Remember when Sarah Palin produced a mysterious and still-unnamed (although allegedly confirmed?) gay friend out of nowhere to contest accusations of being a homophobe? (Which led to what is still my favorite Dan Savage campaign ever?) Palin ended up being written off more as a ditz or a kook than a bigot, but the anecdote stuck. And now, in this year’s presidential election, the newest Controversial Female Republican Candidate can make a similar claim — only for Michele Bachmann, it’s an ex-gay friend – Janet Boynes, “ex-lesbian” and founder of Janet Boynes Ministries, which provides ‘ex-gay’ counseling to those who seek it.
The extent of Boynes’ personal friendship with the Bachmanns is unclear. Most of their references to each other seem to be professional – in her memoir, Called Out: A Former Lesbian’s Discovery of Freedom, she thanks both of the Bachmanns for the fact that “[they] never left my side when things got tough.” In Marcus Bachmann’s allegedly-not-a-provider-or-supporter-of-ex-gay-therapy therapy clinic, there’s a whole display of said memoir, along with a description that says, “Janet is a friend. I recommend this book as she speaks to the heart of the matter and gives practical insights of truth to set people free.”

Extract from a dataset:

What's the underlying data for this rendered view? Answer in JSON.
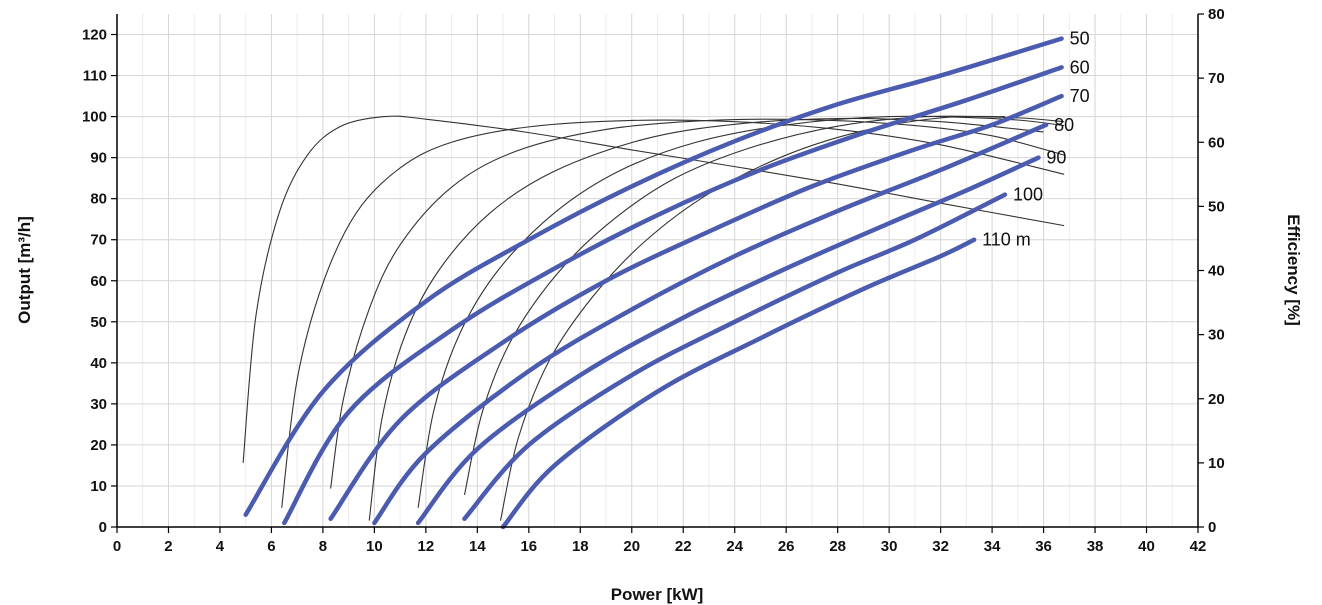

By all appearances, the relationship between Boynes and the Bachmanns seems centered entirely around ex-gay therapy. Boynes has appeared with Michele Bachmann at conferences, speaking to the point that gay people choose to be gay. It’s unclear how they met or how Boynes originally became the ‘sidekick’ that she is now being referred to in media coverage. Bachmann blurbed Boynes’ 2008 memoir with:
Janet’s life is a powerful testimony of the changes that Christ can bring through His healing power from the bondage of sin. To see Janet is to see the face of joy, freedom and peace. I wish everyone could meet this dynamic, young, Christ-filled woman who has dedicated her life to spreading the joy that she has found in a deep relationship of forgiveness from the Father. I hope everyone listens closely to Janet’s compelling testimony.
So it seems safe to assume that whatever relationship Boynes has with the Bachmanns existed three years ago when Bachmann was still a senator. But where did it begin, and what’s the basis behind it? Does Boynes drop by for informal barbecues and church socials at the Bachmann’s on weekends, or is this a more pragmatic arrangement? It’s clear what Boynes would get out of Bachmann’s endorsement of her book, and a continued association with a rising politician with a fervent following. What would the Bachmanns get out of an association with Boynes?
Although they’ve backed off from it in light of the election, the Bachmanns used to take an even harder line on homosexuality than they do now, with gems like referring to it as “personal bondage” and references to Satan. While they may have given up the overt agenda — for now — of relegating homosexuality back to the status of a treatable disorder, and protecting innocent people from its ravages, there was a time before presidential candidacy when it was an explicit goal of theirs. Back in 2008, Boynes’ story was hugely valuable to them – considering that the vast majority of ‘ex-gays’ are male, and often their ex-gay statuses don’t stick when they return to living openly as gay men. But Janet Boyle has been an “ex-lesbian” for 13 years now, and her rhetoric matches up perfectly with the Bachmann’s.
“I was not born homosexual,” Boynes writes in her memoir. “I made a decision.” In her telling, a slew of environmental factors tempted her to make that decision, the way a weakened immune system might make the body prone to infection. Boynes writes that she was born into poverty in Norristown, Pa., one of seven half-siblings by multiple fathers. Her mother was abusive and unloving. Her father was absent. A stepfather molested her. She was tough and tomboyish and liked sports, and people teased her that she might be gay. “Then you start thinking, ‘Well, maybe I am gay,’ ” Boynes told me. She grew up attracted to both men and women, she writes, and in her 20s left her fiancé for a woman, beginning 14 years of lesbianism.
But now it’s an election year, and times are changing – while she can’t and hasn’t tried to take back any of her previous statements about gays, Slate reports that her current response to reporters when asked about the topic is “I am running for the presidency of the United States. I am not running to be anyone’s judge.” If that’s the case, then ties to Boynes might be less beneficial than they once were. What does that mean for Boynes? If Sarah Palin’s “gay friend” was trotted out for the spotlight in honor of the 2008 election, does that mean that Janet Boynes is going to be shoved back behind the curtain – an ex ex-gay friend?